Great work so far!
This is the homestretch of your drafting process for final writing projects. At this point I’ve given us an extra few days to do radical revisions on our drafts, which will get us to the point where we are set to do small/micro edits.
Attached here are the PromptsForRadicalRevision, a link to a list of prompts meant to help you radically revise your final project. Use this list of prompts by choosing the 1-3 (1 min., 3 max) prompts that you feel will best aid you in your revision/development process. Work with those you’ve chosen between now and Sat (polishing work will be all that remains of your writing process once Sat class begins). These are not, like the checklist items, additional obligatory pieces of language to include in your drafts, but are simply prompts to help you along in the writing and developing/rewriting process.
Also, and related—here are a couple additional reminders as we move through this final week of writing:
REMINDER 1: CENTRAL CONSTRAINT/QUESTION AND CHECKLIST ITEMS: Make sure—as you choose 1-3 prompts for radical revision from the list linked here—that you are keeping the central challenges (the main constraint, i.e, question, as linked on the blog two posts below this one) not just in mind, but are actively transferring your individual response(s) to such a challenge/central question onto paper! This is to say that by now most of you are doing well with and getting close to accounting for, in your drafts, all the items of language in the checklist we’re working with (this checklist of items, remember, is linked in the same post as the central challenge/question, and is meant to work you towards the larger challenge/question). However, a few of you are still struggling to find ways to respond to the central challenge or “central question” (however you prefer to think of it) that I posed for us for final projects.

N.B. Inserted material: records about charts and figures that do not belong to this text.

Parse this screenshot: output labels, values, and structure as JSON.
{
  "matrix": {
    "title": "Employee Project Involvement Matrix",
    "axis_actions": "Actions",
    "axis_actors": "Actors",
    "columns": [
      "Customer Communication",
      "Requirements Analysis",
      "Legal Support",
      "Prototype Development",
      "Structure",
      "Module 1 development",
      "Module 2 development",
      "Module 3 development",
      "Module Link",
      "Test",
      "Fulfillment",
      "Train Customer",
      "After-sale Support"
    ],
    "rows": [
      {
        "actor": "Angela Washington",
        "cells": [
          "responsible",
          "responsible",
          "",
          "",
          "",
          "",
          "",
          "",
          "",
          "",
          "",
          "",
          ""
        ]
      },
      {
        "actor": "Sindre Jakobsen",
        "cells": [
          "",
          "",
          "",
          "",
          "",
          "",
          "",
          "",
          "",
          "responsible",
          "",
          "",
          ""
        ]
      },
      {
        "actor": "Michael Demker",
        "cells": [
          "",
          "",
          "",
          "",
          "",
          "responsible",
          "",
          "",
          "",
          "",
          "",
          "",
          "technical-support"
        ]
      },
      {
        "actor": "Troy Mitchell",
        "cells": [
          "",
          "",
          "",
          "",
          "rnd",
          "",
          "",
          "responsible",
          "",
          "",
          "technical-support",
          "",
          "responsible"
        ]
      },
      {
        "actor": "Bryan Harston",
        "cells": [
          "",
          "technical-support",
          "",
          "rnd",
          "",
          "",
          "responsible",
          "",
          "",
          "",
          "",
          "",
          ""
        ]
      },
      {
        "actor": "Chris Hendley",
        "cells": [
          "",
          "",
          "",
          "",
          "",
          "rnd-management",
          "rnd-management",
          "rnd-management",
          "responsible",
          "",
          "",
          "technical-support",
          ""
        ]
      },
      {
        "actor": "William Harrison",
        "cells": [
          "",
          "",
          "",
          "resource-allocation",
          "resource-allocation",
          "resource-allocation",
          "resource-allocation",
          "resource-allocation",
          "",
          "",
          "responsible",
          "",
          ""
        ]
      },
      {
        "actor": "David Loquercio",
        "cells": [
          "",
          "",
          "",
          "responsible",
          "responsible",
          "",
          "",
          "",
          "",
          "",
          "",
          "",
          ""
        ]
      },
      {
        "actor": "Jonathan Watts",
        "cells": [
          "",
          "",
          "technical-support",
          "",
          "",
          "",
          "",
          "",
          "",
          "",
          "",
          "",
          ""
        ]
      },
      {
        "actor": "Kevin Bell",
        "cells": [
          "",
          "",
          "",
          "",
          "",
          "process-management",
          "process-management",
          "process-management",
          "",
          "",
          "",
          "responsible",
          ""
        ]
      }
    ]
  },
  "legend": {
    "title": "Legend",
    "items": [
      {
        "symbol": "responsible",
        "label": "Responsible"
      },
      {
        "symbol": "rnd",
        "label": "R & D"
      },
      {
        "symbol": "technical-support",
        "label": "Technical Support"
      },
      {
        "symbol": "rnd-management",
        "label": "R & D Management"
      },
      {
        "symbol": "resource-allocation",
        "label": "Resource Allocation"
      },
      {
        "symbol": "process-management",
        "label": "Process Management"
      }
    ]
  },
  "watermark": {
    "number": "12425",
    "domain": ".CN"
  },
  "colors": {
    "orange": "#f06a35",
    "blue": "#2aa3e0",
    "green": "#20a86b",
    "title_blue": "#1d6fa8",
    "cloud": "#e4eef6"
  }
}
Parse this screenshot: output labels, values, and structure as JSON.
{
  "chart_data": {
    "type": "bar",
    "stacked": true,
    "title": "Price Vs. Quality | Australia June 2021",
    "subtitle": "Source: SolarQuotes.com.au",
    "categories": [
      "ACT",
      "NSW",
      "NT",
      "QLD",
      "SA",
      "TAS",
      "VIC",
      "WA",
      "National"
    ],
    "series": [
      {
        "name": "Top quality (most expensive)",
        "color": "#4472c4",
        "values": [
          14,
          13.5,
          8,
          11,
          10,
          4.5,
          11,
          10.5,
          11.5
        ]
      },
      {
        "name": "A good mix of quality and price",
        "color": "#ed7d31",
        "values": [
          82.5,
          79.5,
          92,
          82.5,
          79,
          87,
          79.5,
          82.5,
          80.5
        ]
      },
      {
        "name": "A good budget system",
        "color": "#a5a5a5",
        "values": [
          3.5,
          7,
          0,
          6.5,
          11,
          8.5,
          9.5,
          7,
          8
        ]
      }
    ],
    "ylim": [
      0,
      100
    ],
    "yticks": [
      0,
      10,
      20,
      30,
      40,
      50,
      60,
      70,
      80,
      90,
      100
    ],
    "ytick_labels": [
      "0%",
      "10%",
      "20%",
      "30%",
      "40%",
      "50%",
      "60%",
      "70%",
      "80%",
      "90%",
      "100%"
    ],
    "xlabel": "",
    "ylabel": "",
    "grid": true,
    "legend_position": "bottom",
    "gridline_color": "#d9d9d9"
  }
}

Finding ways to intentionally respond here is crucial, since doing so, among other things, demonstrates your particular way of synthesizing, in one final piece, a selection of materials, texts, problems, and questions wrestled with so far in class and that you are passionate about. And recall that this central challenge really does take the form of a question to respond in your own way to: to investigate and explore what “writing a future history out of struggle” can come to mean for you and your readers. The radical revision process these last few days is a last shot at finding ways to more intentionally take on and confront, if you still need to, this “grounding” or central question/challenge. Including each of the items from the checklist of “items of language to include in final projects” gets you mostly there, or anyway a good way towards deeply responding to the central question/challenge of the project–but there still might be synthesizing work for you to do beyond how you worked the checklist. Take a moment these next few days to see where you are, both in terms of the checklist, as well as with regard to the larger picture.
REMINDER 2: SCHEDULE. Here is a reminder about the final schedule (list of due dates) for your final project writings:
a) Full drafts are now being radically revised so they can be ready for polishing/smaller content and copy edits next class. This means that the radically revised draft is due next class, on Saturday (Week 9), the initial due date for this draft version being pushed back by one class, thus giving us a few extra days for radical revision than originally planned for.
b) Final pieces—as in, as complete as it gets, i.e., your final drafts as will appear in your portfolios for this course—are due (to be shared and sent to me) by class-time, Weds of Week 10. So from next class until the following Weds we’ll have time to do “clean up” on our writings—smaller-scale copy and other “micro” edits.
c) Sharing of Final Projects: Week 10, both Weds and Sat, will be reserved for sharing of final projects, through live readings both days, as well as through submitting your piece, in whole or in part, for publication to our own tumblr web journal, or to another public literary/arts journal (up to you which of these you decide to pursue).
d) Week 11 is better known as eval week! More on evals in another post. That is, I’ll be posting soon and also sending you an emailed write-up of what I went over briefly in class this evening — regarding what is expected in this course for evals (written/typed self and faculty evals). Remember to utilize the Writing Center this week as well as during weeks 9 and 10 for your final writing projects!